Why narratology sucks

Okay, I think I figured out why using narratology and some of the overly intellectual models to describe culture bothers me so much. Check out this text, but don’t worry if you can’t follow it. It’s just an example to show their use of language.

    Ultimately, such a grammar might consist of the following four interrelated parts: a syntactic component whereby a finite number of rules generate the macro- and microstructures of all stories, and only stories; a semantic component interpreting these structures, characterizing both the global macrostructural and the local microstructural narrative content; a “discoursive” component whereby a finite number of rules operate on the interpreted structures and account for narrative discourse (order of presentation, speed, narratorial mediation, etc.); and a pragmatic component specifying the basic cognitive and communicative factors affecting the production, processing, and narrativity of the output of the first three parts.

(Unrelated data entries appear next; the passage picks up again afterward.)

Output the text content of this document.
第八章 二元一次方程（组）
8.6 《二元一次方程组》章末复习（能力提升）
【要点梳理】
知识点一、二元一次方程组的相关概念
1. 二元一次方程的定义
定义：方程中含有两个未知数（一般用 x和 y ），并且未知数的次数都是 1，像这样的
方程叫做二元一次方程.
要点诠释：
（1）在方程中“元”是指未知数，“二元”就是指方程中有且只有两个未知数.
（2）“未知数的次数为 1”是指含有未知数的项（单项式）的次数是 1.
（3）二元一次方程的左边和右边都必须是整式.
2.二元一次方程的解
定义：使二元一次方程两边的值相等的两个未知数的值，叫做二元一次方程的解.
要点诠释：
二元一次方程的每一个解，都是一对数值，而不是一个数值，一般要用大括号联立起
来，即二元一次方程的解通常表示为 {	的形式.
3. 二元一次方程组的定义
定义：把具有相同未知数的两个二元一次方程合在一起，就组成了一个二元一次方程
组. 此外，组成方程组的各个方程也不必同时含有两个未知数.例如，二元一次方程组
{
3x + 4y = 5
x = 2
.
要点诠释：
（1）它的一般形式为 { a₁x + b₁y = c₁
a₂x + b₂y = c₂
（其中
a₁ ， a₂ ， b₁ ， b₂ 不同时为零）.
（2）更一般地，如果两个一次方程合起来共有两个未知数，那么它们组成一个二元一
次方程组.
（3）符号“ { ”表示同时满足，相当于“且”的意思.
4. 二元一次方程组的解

They are totally trying to reduce it to a formula. But not a simple, easy to understand formula. They are like computer programmers in how they write and think. They may be able to analyze and solve certain problems, but the only people they can effectively communicate with are other programmers.

With computer programming though, this isn’t such a big problem. It’s a technical field, and it makes sense to talk about it in this sort of style. But these guys are talking about culture which is much more complicated and fluid and beautiful than programming. It goes back to what I wrote in my Myth, Ritual & Belief article about one of the traps of abstracting a set of specific meanings from a story will freeze out other possible relationships and meanings inherent in it. Nevermind if you are attempting to automatically extort meaning out of something according to a preconceived formula.

In the end, I realize these guys are probably after the same things I’m after. I just find their methods and language to be “whack,” but it is inspiring - if only in a negative way.